Many campfire session attendees are eager to find recycling solutions for their waste streams. One executive admitted that his company sends 10 dumpsters of composite waste to the landfill each week, and he would love to reduce associated costs through a recycling solution. Such a solution has been tough to identify. In true campfire fashion, the group bandied around potential solutions, including onsite shredding or pyrolysis and collaborating with other manufacturers to aggregate waste material.
These three advancements in recycling were among those presented at CAMX:
- Short Fiber Prepregs with Continuous Fiber Properties
Senior Scientist John J. Tierney of the University of Delaware’s Center for Composite Materials (UD-CCM) said that his group plans to “attack the metals industry” with a new process that aligns short carbon fibers for feedstock.
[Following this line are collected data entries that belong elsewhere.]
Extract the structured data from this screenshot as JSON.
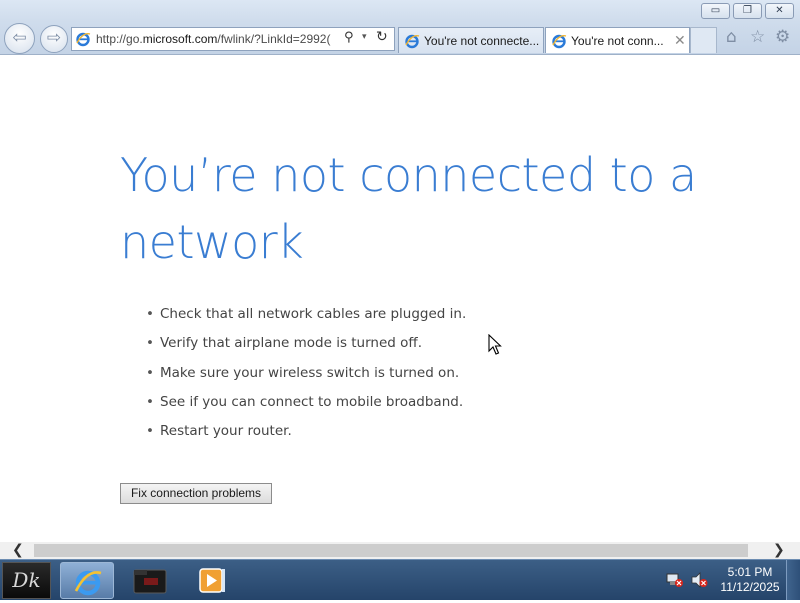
{
  "window": {
    "minimize_glyph": "▭",
    "maximize_glyph": "❐",
    "close_glyph": "✕"
  },
  "navigation": {
    "back_glyph": "⇦",
    "forward_glyph": "⇨",
    "address": {
      "url_prefix": "http://go.",
      "url_domain": "microsoft.com",
      "url_rest": "/fwlink/?LinkId=2992(",
      "search_glyph": "⚲",
      "dropdown_glyph": "▾",
      "refresh_glyph": "↻"
    }
  },
  "tabs": [
    {
      "label": "You're not connecte...",
      "icon": "ie-icon",
      "active": false
    },
    {
      "label": "You're not conn...",
      "icon": "ie-icon",
      "active": true,
      "close_glyph": "✕"
    }
  ],
  "command_icons": {
    "home": "⌂",
    "favorites": "☆",
    "tools": "⚙"
  },
  "page": {
    "title": "You’re not connected to a network",
    "bullet_glyph": "•",
    "tips": [
      "Check that all network cables are plugged in.",
      "Verify that airplane mode is turned off.",
      "Make sure your wireless switch is turned on.",
      "See if you can connect to mobile broadband.",
      "Restart your router."
    ],
    "fix_button_label": "Fix connection problems",
    "title_color": "#3a7dd2"
  },
  "scrollbar": {
    "left_glyph": "❮",
    "right_glyph": "❯"
  },
  "taskbar": {
    "start_label": "Dk",
    "pinned_apps": [
      "internet-explorer",
      "dark-folder-app",
      "media-player"
    ],
    "clock_time": "5:01 PM",
    "clock_date": "11/12/2025",
    "tray_icons": [
      "network-disconnected-icon",
      "volume-muted-icon"
    ]
  }
}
Through a project funded by the Tailorable Feedstock and Forming Program (TFF) of the U.S. Defense Advanced Research Projects Agency (DARPA), the center has created the world’s strongest and first fully-recyclable short carbon fiber composite, said Tierney. Using water to align the random recycled fibers, UD-CCM’s process produces CFRP with the same properties as continuous fiber prepreg, including up to 63% volume fraction. This allows for what Tierney calls “proper recycling” in which the fibers can be reused in primary structures rather than down cycled into a part with lesser properties, such as using recycled fibers from a fender to create a floor mat.
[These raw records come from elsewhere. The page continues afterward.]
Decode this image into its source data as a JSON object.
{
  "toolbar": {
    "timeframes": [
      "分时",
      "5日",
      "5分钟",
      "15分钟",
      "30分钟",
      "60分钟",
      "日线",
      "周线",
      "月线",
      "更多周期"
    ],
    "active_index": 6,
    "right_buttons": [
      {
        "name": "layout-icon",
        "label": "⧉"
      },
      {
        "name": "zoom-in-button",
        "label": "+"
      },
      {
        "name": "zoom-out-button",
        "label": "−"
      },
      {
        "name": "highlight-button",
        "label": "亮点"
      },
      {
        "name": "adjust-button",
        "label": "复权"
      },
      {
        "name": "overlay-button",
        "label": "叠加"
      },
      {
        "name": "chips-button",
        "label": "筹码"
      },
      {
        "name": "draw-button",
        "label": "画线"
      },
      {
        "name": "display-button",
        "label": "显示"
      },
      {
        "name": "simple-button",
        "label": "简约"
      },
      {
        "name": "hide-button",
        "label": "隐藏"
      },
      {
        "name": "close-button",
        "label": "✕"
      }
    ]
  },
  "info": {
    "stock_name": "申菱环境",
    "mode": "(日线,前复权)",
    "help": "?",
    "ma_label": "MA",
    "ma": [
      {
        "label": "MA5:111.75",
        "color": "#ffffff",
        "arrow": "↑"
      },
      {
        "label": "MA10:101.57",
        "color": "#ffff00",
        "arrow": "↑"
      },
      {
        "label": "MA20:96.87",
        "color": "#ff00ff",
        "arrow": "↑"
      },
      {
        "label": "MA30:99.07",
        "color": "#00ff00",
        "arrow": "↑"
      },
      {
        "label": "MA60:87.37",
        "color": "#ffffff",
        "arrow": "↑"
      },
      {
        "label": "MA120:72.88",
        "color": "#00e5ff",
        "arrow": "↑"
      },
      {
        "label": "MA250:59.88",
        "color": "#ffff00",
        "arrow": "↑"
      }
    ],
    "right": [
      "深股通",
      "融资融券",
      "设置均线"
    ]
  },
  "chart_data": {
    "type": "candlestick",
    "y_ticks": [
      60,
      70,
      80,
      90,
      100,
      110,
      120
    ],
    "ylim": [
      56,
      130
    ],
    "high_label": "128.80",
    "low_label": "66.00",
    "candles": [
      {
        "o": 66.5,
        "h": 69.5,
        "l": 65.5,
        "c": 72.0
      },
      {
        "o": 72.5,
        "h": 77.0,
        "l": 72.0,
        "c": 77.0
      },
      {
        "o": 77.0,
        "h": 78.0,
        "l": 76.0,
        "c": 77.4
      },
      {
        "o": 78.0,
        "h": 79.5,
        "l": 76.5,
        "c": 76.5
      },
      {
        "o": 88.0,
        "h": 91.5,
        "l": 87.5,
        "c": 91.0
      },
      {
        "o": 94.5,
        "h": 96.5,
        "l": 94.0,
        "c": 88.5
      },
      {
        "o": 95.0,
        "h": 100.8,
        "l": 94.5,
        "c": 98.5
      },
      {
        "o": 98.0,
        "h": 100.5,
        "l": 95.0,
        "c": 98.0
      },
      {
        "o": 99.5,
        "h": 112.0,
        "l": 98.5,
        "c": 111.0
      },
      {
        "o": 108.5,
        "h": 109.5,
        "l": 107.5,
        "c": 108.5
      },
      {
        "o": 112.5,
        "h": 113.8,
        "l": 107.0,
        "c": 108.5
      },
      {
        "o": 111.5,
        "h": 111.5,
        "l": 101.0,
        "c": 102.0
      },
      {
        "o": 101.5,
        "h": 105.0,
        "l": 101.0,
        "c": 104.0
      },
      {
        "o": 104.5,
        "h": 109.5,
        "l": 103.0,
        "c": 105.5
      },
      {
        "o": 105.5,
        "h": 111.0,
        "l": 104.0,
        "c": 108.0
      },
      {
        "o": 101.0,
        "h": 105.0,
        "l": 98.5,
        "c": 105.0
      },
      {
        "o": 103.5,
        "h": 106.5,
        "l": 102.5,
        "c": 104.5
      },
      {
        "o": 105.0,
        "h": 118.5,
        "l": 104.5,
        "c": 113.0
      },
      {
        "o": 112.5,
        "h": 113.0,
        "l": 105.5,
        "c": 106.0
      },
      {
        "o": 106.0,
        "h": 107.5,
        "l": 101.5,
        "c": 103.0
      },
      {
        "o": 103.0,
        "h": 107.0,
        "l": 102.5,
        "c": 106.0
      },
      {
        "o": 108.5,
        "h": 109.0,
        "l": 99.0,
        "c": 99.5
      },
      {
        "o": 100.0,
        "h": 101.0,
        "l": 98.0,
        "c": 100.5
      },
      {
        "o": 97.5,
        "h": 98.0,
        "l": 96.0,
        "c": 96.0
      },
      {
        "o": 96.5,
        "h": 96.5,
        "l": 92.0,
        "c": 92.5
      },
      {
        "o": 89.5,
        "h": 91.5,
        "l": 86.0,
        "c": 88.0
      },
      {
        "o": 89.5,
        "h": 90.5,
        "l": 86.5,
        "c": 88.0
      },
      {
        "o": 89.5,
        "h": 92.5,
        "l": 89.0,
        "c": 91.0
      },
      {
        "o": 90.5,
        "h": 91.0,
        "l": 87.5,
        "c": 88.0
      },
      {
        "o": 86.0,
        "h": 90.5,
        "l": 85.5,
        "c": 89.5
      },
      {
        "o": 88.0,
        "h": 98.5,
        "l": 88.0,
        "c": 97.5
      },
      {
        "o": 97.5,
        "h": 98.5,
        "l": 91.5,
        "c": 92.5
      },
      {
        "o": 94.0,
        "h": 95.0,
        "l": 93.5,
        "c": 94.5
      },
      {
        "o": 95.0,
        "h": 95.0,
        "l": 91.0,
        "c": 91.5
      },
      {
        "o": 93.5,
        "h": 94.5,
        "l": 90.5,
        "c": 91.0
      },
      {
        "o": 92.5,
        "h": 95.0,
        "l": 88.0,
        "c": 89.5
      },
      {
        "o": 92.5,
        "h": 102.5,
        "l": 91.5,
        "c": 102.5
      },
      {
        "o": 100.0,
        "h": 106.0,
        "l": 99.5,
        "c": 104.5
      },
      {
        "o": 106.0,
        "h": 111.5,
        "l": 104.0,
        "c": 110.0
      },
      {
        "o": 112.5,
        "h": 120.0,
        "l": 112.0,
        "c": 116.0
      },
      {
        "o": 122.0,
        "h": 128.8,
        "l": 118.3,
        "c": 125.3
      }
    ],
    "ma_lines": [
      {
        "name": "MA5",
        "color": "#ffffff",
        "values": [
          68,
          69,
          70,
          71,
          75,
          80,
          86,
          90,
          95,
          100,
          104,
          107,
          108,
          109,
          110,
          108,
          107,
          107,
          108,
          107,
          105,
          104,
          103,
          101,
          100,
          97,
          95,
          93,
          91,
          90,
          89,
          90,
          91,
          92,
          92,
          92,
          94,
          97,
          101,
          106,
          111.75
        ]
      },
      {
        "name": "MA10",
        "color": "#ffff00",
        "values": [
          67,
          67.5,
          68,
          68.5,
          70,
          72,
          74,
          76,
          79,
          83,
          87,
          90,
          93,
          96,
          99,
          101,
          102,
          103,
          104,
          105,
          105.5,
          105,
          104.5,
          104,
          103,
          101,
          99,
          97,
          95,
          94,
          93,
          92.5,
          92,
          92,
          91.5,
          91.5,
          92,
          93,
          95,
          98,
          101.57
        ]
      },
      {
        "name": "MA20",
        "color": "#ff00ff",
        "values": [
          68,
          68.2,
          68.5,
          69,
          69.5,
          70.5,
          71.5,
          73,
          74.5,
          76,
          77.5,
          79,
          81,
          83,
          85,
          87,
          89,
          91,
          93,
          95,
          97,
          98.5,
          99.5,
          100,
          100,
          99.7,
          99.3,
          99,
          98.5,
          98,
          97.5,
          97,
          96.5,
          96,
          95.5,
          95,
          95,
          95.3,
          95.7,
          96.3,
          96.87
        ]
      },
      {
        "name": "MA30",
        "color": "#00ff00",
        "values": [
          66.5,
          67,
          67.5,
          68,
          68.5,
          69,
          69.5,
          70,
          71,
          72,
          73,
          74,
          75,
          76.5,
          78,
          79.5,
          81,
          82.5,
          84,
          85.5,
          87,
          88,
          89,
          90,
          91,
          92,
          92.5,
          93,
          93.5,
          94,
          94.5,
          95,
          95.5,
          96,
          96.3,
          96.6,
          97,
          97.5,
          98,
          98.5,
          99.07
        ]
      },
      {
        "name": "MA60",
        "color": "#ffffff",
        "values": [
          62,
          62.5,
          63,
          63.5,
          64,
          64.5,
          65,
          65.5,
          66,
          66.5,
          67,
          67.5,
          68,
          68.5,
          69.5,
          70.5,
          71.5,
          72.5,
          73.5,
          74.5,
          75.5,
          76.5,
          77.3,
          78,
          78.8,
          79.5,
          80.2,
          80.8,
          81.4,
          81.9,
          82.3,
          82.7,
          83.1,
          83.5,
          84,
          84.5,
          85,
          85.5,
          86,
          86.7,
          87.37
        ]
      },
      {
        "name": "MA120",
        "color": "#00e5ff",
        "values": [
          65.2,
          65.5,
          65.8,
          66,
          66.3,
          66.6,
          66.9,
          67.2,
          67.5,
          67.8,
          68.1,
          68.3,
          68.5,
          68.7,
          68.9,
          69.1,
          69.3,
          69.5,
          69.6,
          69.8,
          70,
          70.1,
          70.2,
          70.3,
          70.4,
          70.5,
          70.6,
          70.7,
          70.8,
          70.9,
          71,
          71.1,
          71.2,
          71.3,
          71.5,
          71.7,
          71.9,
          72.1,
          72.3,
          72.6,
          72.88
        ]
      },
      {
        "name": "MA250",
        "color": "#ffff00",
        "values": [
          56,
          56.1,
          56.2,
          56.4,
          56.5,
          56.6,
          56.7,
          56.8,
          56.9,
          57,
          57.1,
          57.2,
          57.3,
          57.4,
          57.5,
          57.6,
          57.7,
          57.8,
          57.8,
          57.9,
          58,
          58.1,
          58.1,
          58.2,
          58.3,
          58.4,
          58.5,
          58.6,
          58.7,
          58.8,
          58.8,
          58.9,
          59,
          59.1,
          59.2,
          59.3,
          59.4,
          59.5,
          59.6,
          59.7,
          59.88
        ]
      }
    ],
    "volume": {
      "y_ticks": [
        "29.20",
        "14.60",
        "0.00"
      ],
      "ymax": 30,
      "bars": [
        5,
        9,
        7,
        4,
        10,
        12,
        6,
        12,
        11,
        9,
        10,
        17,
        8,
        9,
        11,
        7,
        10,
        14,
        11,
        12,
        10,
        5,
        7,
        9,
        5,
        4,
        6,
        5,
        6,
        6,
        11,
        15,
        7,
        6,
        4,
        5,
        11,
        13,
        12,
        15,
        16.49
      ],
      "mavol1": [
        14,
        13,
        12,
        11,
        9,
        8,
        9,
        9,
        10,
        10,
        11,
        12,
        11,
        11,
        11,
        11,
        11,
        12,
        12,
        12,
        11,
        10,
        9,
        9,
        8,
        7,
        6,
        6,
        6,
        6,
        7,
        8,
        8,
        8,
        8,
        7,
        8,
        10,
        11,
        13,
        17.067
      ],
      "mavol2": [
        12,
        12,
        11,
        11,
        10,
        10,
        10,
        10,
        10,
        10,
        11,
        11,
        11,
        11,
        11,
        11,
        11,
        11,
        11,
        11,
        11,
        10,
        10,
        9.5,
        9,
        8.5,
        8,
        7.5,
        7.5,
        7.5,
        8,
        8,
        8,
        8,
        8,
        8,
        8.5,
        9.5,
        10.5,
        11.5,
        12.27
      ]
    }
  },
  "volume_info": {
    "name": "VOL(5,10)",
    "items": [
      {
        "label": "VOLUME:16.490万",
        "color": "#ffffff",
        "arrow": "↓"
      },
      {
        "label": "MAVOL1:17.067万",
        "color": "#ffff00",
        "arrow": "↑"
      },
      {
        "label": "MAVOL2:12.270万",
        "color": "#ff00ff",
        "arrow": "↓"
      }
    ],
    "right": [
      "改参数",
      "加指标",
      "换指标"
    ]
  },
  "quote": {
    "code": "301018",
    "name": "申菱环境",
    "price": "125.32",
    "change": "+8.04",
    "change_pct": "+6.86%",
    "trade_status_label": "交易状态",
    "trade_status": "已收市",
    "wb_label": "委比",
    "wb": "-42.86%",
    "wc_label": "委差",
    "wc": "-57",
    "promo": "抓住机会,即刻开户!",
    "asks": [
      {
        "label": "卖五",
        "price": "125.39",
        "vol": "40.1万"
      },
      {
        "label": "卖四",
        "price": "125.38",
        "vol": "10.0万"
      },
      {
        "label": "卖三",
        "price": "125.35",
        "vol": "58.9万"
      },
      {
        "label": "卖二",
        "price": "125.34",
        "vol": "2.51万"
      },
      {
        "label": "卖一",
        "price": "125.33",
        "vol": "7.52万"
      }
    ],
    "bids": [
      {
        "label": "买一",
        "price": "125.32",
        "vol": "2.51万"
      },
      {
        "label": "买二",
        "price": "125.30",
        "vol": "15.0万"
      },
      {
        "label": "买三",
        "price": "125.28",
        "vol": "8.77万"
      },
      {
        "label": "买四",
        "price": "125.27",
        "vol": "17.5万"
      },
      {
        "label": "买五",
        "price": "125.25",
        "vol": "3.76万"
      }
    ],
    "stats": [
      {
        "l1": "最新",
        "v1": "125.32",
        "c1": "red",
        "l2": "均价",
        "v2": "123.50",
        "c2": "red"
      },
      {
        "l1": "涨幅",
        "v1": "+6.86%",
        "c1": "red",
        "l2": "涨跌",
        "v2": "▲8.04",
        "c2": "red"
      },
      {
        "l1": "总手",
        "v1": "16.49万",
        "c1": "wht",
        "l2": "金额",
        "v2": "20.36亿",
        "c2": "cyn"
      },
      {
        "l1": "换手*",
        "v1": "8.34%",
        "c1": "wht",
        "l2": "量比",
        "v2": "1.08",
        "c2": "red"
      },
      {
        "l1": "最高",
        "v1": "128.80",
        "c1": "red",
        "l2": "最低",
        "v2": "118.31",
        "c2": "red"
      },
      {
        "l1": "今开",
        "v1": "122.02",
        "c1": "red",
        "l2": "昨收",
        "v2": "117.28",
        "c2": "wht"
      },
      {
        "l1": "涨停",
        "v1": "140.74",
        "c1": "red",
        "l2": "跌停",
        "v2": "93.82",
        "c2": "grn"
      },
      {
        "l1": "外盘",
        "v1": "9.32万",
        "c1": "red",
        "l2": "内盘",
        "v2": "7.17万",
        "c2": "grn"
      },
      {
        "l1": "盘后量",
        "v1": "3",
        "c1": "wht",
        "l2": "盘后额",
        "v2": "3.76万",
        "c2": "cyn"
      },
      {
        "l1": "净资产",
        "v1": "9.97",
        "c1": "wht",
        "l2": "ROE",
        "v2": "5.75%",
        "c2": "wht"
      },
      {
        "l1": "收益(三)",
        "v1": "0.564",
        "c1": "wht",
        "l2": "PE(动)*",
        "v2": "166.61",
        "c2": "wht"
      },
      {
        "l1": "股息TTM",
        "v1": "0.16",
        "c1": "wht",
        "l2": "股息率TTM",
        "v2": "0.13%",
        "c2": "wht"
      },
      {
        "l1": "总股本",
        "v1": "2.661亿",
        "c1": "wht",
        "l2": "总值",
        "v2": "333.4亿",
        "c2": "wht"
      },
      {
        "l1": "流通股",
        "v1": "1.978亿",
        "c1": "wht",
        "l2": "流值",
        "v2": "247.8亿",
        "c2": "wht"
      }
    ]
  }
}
Shridhar Yarlagadda, UD-CCM’s assistant director for research, notes that the new material is highly formable for complex geometries and does not require trimming. “We can make a complex form in a single ply,” he stresses. Tierney said that these properties will help composite feedstock compete with metals. “We are going after them at their own game,” he said. “Low-cost source material, cheap carbon fiber, rapid sub-minute forming and zero touch labor – and you can recycle it. That’s how the metal guys stay in business!”
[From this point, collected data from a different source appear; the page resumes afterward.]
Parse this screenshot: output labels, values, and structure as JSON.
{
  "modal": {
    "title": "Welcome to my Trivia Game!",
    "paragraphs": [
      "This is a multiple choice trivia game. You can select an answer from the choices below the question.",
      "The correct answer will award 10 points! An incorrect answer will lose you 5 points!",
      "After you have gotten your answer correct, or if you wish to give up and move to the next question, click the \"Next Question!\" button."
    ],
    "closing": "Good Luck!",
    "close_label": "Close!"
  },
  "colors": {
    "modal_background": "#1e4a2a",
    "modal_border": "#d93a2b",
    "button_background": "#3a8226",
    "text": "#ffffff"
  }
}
- Recycled Styrene Monomer for Resins
Regenyx, a new joint venture between styrene monomer and polystyrene manufacturer AmSty (American Styrenics) and Agilyx, is converting post-consumer and post-industrial polystyrene and EPS waste into liquid styrene monomer for resins. Calling styrene monomer the “backbone of resin,” Kevin Dougherty, account manager at AmSty, said the new venture will give resin manufacturers the ability to add green content to their material mix and market that to their customers. To date, the group has recycled over 500,000 pounds of polystyrene waste – the equivalent of 150 million coffee cups. The waste can be used in composites or converted into pellets to manufacture new polystyrene cups. Dougherty said the there is no difference between virgin and recycled styrene monomer. “It has all the same properties of virgin material because you are using chemical recycling to take it back down to the molecular level,” he said.
- Carbon Fiber Made from Cured and Uncured Waste
During a CAMX featured session on recycling composites, Pete George of The Boeing Company shared a confession. When he became Boeing’s designated technical expert on composites recycling, he wondered if it might not be a good career move. “How much does Boeing care about recycling?” he asked himself. As it turns out, quite of lot.